Re: the mythical RDF inference engine was: Re: What is truth anyways?

patrick hayes wrote:

> ... If there's a CWM agent out there  disguised as an RDF
> agent, and my RDF agent reads its output, then all of *its*
> inferences are likely to be corrupted by invalid RDF conclusions that
> the CWM agent has drawn.  I just want each spec to wear its meaning
> on its sleeve, as it were, *as part of that spec*. And CWM and N3 are
> NOT parts of the RDF spec; and in fact, it is easy to prove that the
> claimed meanings for much of N3 are not writable in anything that
> could possibly conform to the RDF spec.

Right. The problem is that RDF is not (currently) making itself a good
platform for such _other agents_ particularly WebOnt/OWL to as you say "wear
its meaning on its sleeve"

Since we agree that useful inferencing engines are going to extend RDF in
some way, rather than direct the work of RDF _inward_ toward describing how
RDF inferencing ought work (do I care ? :-) perhaps a bit more effort ought
be directed at figuring out how other systems might use RDF triples _as
data_.
>
> >Indeed since base RDF itself is just a bunch of assertions, I'm not sure
> >what inferencing you can do _with RDF alone_ rather it seems just the
> >mechanism for carrying 'facts'. I worry that all this emphasis on
> >inferencine _within_ RDF is over constraining the ability to do
inferencing
> >_on_ RDF.
>
> The problem is that last phrase is meaningless.
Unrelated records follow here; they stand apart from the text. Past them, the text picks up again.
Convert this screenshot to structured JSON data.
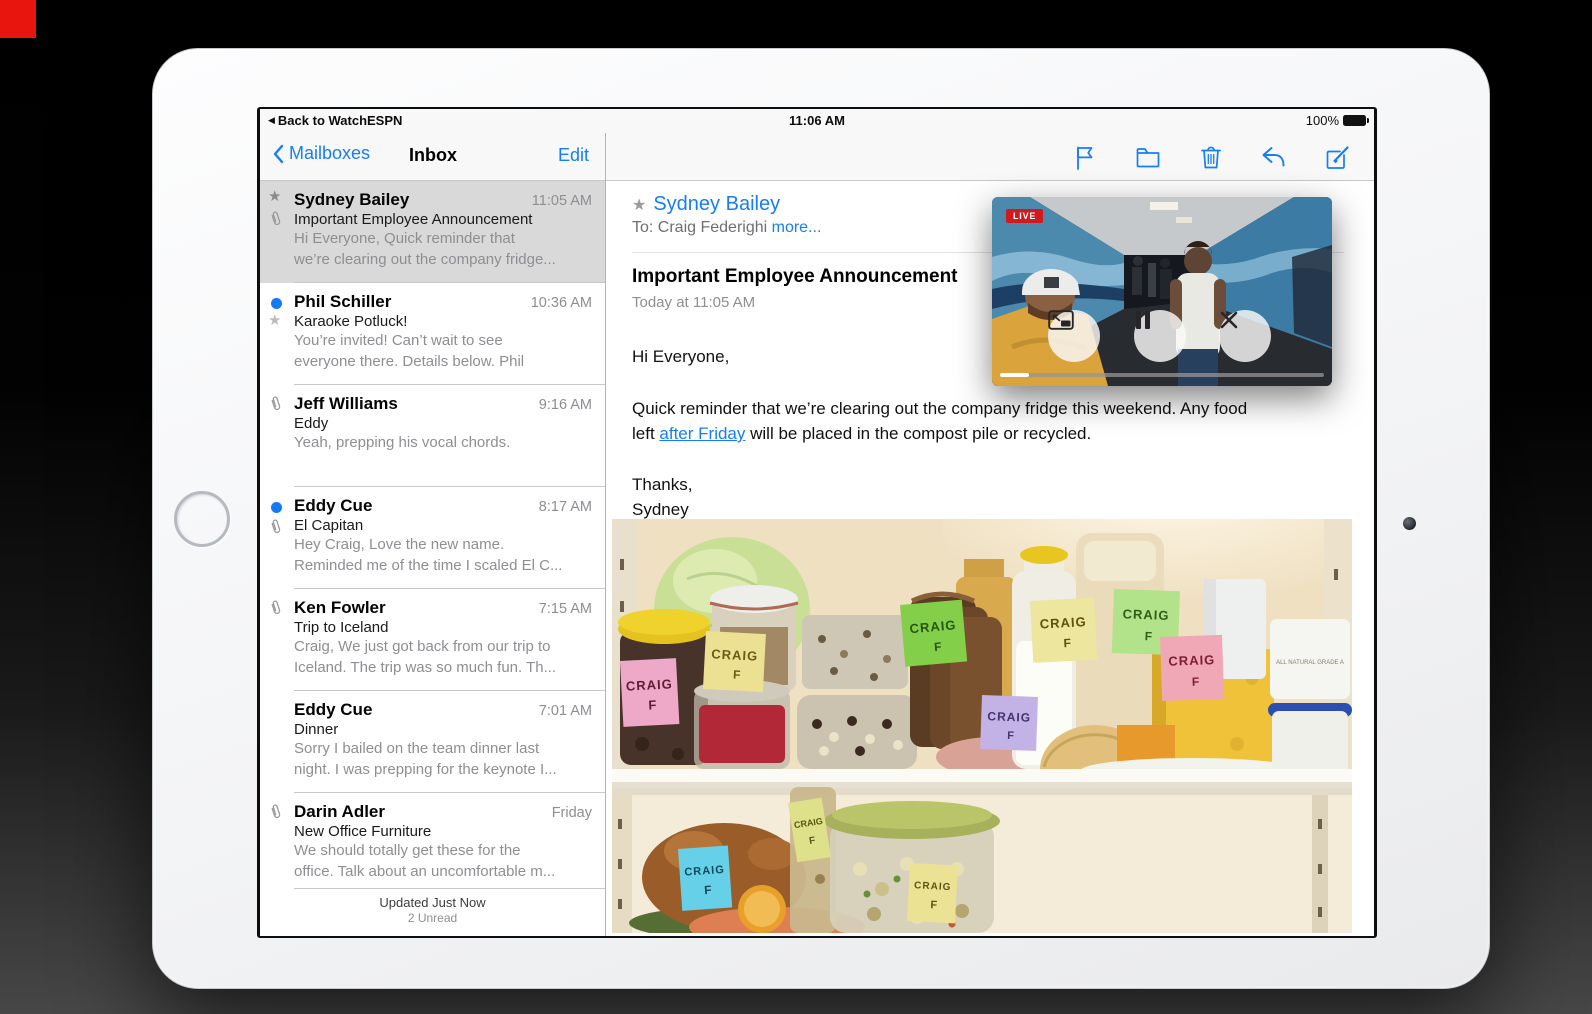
{
  "status_bar": {
    "back": "Back to WatchESPN",
    "time": "11:06 AM",
    "battery": "100%"
  },
  "nav": {
    "back": "Mailboxes",
    "title": "Inbox",
    "edit": "Edit"
  },
  "toolbar": {
    "icons": [
      "flag-icon",
      "folder-icon",
      "trash-icon",
      "reply-icon",
      "compose-icon"
    ],
    "color": "#157ef6"
  },
  "inbox": {
    "rows": [
      {
        "sender": "Sydney Bailey",
        "time": "11:05 AM",
        "subject": "Important Employee Announcement",
        "preview1": "Hi Everyone, Quick reminder that",
        "preview2": "we’re clearing out the company fridge..."
      },
      {
        "sender": "Phil Schiller",
        "time": "10:36 AM",
        "subject": "Karaoke Potluck!",
        "preview1": "You’re invited! Can’t wait to see",
        "preview2": "everyone there. Details below. Phil"
      },
      {
        "sender": "Jeff Williams",
        "time": "9:16 AM",
        "subject": "Eddy",
        "preview1": "Yeah, prepping his vocal chords.",
        "preview2": ""
      },
      {
        "sender": "Eddy Cue",
        "time": "8:17 AM",
        "subject": "El Capitan",
        "preview1": "Hey Craig, Love the new name.",
        "preview2": "Reminded me of the time I scaled El C..."
      },
      {
        "sender": "Ken Fowler",
        "time": "7:15 AM",
        "subject": "Trip to Iceland",
        "preview1": "Craig, We just got back from our trip to",
        "preview2": "Iceland. The trip was so much fun. Th..."
      },
      {
        "sender": "Eddy Cue",
        "time": "7:01 AM",
        "subject": "Dinner",
        "preview1": "Sorry I bailed on the team dinner last",
        "preview2": "night. I was prepping for the keynote I..."
      },
      {
        "sender": "Darin Adler",
        "time": "Friday",
        "subject": "New Office Furniture",
        "preview1": "We should totally get these for the",
        "preview2": "office. Talk about an uncomfortable m..."
      }
    ],
    "updated": "Updated Just Now",
    "unread_count": "2 Unread"
  },
  "message": {
    "from": "Sydney Bailey",
    "to": "To: Craig Federighi",
    "more": "more...",
    "subject": "Important Employee Announcement",
    "date": "Today at 11:05 AM",
    "greeting": "Hi Everyone,",
    "body_line1": "Quick reminder that we’re clearing out the company fridge this weekend. Any food",
    "body_line2_pre": "left ",
    "body_link": "after Friday",
    "body_line2_post": " will be placed in the compost pile or recycled.",
    "closing": "Thanks,",
    "signature": "Sydney"
  },
  "pip": {
    "live": "LIVE"
  },
  "photo": {
    "note": "CRAIG",
    "note_f": "F",
    "yogurt_text": "ALL NATURAL GRADE A"
  },
  "colors": {
    "accent": "#157ef6",
    "live_red": "#d01a1e",
    "selected_row": "#d9d9d9"
  }
}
Writing all the
> triples backwards is inferencing on RDF. Erasing the RDF and
> replacing it with a quote from the Koran is inferencing on RDF. If
> you disagree, tell us what YOU mean by inferencing on RDF.

Shrug... this last statement is no more or less meaningless than anything
else I choose to say in English.

But OK, I'll bite. OWL might choose to represent individuals and facts about
individuals _in RDF_. OWL might have a model theory that provides for
certain inferences to be drawn given these individuals and a bunch of
classes. That might be useful. I might describe these inferences as being
drawn _on_ the particular facts. Nonetheless we consider such facts as data
from which we draw conclusions. What is the big deal?

>
> >So why not just say that RDF is a bunch of assertions
>
> Becasue that is an extremely dangerous thing to say: it sounds
> meaningful but in fact is meaningless. A bunch of assertions *in what
> language*?? In RDF? If so, then it is INCORRECT to use non-rdf-valid
> processes on them.

Huh? INCORRECT according to whom? Certainly this is (actually) begging the
question if you define CORRECT as according to your model theory, eh :-)

I am just trying to be practical. A bunch of RDF triples is like a
database -- well really a single table with three columns. Why not define
"rdf-valid" loosely -- let whomever is using the triples decide what is
valid. Isn't that how most all software works: there are data structures and
algorithms which operate on the data. A triple is a data structure, right?

>
> >and forget about this
> >pure RDF inferencing engine that doesn't seem to exist and let the folks
who
> >care about inferencing decide what inferences might be drawn from a
certain
> >bunch of facts and be done with it.
>
> The whole point of having a precise account of meaning in the
> language spec is to sanction some inferences and not others. If we
> can allow anyone to draw any conclusions from an RDF graph, then RDF
> doesn't differ from XML.

Well N-triples looks alot different to me than XML. And a triple store fits
into a single relational table with three columns, so that is the
different -- perhaps not earth shattering, but what magic are you looking
for?

> In fact, it doesn't differ from ASCII or
> graffiti: its just character strings that you can do whatever the
> hell you like with and call it inference. So why are we even
> bothering with it?
>

ASCII, or to be modern, Unicode, will get you pretty far. But yeah, that's
about right, we have Unicode, XML and RDF. And on top of that we develop
OWL, DAML-S etc. Why not just consider RDF as a standard way to transmit
graphs, or collections of triples. Isn't that useful enough?